10. Regarding the episode at Frankfurt airport, witnessed by FBI agent Lawrence Whittaker and DI Watson McAteer, in which a baggage handler apparently entered a bag into the automated transit system without recording the transaction, why was Whittaker’s trial testimony at odds with McAteer’s statement S3743A?
11. How many FBI FD302 reports by Lockerbie field agents were handed to the Crown? (Only a handful were provided to the defence.)
12. The US Department of Justice has stated that only three reports were produced in relation to the FBI’s inquiries in Malta. Given the centrality of Malta to the case, why were there so few?
Perhaps Mr Revell and Mr Marquise can answer these questions.
The article is also notable for the following quote by Marquise:  “On the issue of witnesses being paid, no witness [was paid] to my knowledge. What some police officer or FBI agent might have told somebody in the corner in a dark room in the middle night that I don’t know about, I can’t vouch for that. But everybody that worked for me were under orders that they were not allowed to tell people that they could get money for this case. So, as far as I know, nobody was promised or paid money to testify.”
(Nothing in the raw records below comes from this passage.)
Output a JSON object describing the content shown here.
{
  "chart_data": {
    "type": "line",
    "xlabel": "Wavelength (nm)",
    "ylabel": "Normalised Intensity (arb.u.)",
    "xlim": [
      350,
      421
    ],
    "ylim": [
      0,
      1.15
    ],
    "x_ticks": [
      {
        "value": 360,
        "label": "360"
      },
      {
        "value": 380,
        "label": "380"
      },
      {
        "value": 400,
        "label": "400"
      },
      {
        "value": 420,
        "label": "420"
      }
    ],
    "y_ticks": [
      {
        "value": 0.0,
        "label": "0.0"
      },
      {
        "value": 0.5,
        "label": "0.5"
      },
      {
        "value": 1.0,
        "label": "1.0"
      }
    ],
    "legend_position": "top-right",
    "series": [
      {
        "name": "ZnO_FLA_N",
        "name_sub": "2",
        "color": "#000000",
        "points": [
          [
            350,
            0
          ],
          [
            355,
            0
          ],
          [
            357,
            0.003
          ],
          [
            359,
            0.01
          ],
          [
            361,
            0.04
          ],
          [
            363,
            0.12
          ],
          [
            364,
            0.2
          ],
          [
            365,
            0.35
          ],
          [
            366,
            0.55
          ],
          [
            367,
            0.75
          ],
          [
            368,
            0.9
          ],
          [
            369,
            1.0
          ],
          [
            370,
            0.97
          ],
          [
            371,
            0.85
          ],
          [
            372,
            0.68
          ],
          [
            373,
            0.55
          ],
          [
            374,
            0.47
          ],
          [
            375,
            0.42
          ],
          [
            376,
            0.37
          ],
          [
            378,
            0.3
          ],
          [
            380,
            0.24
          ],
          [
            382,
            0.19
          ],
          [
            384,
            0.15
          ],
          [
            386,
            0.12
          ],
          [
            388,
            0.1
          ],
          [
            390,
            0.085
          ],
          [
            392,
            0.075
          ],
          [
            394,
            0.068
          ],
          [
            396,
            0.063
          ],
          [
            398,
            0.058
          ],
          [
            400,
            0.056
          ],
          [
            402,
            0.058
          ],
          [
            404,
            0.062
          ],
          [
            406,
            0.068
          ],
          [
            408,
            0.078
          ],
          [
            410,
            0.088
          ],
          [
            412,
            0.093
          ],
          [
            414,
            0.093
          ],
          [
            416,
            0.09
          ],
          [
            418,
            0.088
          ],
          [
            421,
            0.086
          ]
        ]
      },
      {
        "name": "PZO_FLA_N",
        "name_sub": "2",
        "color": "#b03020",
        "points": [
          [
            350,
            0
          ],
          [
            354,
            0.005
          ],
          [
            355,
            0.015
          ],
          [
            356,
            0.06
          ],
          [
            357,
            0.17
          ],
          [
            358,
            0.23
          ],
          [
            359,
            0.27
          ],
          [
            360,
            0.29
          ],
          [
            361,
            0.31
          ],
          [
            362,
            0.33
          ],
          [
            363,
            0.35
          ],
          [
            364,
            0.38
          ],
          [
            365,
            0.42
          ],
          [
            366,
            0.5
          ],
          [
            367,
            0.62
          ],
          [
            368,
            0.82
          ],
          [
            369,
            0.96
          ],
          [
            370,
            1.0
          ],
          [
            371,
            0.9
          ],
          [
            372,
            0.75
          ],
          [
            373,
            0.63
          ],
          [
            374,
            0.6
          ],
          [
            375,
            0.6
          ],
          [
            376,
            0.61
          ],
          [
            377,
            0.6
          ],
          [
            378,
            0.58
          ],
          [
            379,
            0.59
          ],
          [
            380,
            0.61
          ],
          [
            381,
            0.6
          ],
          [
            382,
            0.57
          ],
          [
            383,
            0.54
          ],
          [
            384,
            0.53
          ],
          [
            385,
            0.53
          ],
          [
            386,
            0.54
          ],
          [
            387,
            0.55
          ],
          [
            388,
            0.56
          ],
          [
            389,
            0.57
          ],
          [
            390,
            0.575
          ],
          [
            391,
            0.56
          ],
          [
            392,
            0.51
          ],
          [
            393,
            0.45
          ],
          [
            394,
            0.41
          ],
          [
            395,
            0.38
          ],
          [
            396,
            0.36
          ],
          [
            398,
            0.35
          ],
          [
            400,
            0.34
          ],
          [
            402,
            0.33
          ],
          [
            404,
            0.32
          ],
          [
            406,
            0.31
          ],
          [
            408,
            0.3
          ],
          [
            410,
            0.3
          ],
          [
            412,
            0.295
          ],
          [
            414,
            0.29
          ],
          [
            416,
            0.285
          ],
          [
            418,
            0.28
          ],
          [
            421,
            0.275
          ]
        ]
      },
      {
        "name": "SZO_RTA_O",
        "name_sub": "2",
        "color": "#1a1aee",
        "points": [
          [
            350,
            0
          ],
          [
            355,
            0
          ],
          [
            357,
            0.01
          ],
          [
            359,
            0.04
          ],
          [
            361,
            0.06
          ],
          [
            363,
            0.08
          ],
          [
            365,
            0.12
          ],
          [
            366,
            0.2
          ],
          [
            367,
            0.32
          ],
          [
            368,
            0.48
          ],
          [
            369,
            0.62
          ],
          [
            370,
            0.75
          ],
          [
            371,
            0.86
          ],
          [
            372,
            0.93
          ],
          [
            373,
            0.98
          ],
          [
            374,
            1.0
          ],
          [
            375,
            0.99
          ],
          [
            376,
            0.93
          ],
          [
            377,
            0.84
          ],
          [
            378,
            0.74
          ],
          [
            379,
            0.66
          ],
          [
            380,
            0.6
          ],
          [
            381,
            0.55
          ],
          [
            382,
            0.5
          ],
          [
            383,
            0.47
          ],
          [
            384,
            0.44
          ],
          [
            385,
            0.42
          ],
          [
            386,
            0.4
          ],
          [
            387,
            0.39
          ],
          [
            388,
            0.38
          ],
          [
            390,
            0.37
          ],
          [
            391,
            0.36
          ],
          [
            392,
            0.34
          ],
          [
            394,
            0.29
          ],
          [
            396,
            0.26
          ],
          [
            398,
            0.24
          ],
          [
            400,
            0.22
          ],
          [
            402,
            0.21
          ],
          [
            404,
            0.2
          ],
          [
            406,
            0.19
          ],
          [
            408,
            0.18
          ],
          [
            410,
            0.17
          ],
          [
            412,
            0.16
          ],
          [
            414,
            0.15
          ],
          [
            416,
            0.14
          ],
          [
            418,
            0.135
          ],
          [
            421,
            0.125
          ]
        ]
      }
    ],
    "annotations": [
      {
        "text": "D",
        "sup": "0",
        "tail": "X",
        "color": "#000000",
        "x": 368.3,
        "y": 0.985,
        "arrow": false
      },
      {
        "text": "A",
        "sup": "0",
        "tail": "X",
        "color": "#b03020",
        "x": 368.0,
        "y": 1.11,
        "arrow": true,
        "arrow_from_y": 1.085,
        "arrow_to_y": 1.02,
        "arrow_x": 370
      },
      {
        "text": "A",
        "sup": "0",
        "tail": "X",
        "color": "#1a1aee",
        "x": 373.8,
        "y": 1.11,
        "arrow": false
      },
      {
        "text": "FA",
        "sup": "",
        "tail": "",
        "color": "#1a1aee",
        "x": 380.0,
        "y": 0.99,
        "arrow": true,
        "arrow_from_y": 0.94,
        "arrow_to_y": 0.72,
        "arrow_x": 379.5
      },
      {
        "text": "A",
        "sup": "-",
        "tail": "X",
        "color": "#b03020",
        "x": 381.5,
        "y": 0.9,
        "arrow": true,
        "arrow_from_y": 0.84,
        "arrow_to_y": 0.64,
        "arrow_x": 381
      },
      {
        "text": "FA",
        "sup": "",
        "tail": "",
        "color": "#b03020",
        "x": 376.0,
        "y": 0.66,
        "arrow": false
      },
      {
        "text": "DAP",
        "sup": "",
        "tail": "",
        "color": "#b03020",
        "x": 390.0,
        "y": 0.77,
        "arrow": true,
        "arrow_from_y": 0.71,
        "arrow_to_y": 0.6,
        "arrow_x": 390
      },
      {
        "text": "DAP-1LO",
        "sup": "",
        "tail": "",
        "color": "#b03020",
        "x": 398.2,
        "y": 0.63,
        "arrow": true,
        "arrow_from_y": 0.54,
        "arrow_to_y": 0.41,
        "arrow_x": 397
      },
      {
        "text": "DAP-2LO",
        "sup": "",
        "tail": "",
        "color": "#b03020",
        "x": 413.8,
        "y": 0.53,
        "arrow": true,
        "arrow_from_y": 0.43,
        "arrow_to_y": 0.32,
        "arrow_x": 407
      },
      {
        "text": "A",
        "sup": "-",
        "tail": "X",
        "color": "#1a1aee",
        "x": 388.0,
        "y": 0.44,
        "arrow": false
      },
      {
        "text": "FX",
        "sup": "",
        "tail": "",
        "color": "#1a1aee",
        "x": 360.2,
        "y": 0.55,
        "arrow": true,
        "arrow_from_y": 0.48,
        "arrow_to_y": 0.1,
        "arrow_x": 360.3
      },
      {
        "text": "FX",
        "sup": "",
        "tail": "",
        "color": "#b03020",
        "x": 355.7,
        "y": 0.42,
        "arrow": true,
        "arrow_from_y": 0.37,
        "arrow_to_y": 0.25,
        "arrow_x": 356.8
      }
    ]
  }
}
The SCCRC report states, at paragraph 23.19:  Enquiries with D&G [Dumfries and Galloway Police] have established that, some time after the conclusion of the applicant’s appeal against conviction, Anthony and Paul Gauci were each paid sums of money under the “Rewards for Justice” programme administered by the US Department of State. Under that programme the US Secretary of State was initially authorised to offer rewards of up to $5m for information leading to the arrest or conviction of persons involved in acts of terrorism against US persons or property worldwide. The upper limit on such payments was increased by legislation passed in the US in 2001.
According to DCI Harry Bell’s diary, on 28 September 1989, FBI agent Chris Murray told Bell that he (Murray): ‘had the authority to arrange unlimited money for Tony Gauci and relocation is available. Murray states that he could arrange $10,000 immediately.’  Murray would not have said these things unless he believed that the offer might have been put to Gauci, yet, according to Marquise, “everybody that worked for me were under orders that they were not allowed to tell people that they could get money for this case.” So, was Murray acting against Marquise’s orders? And, if so will he be held to account? Again, maybe Marquise and Revell can enlighten us.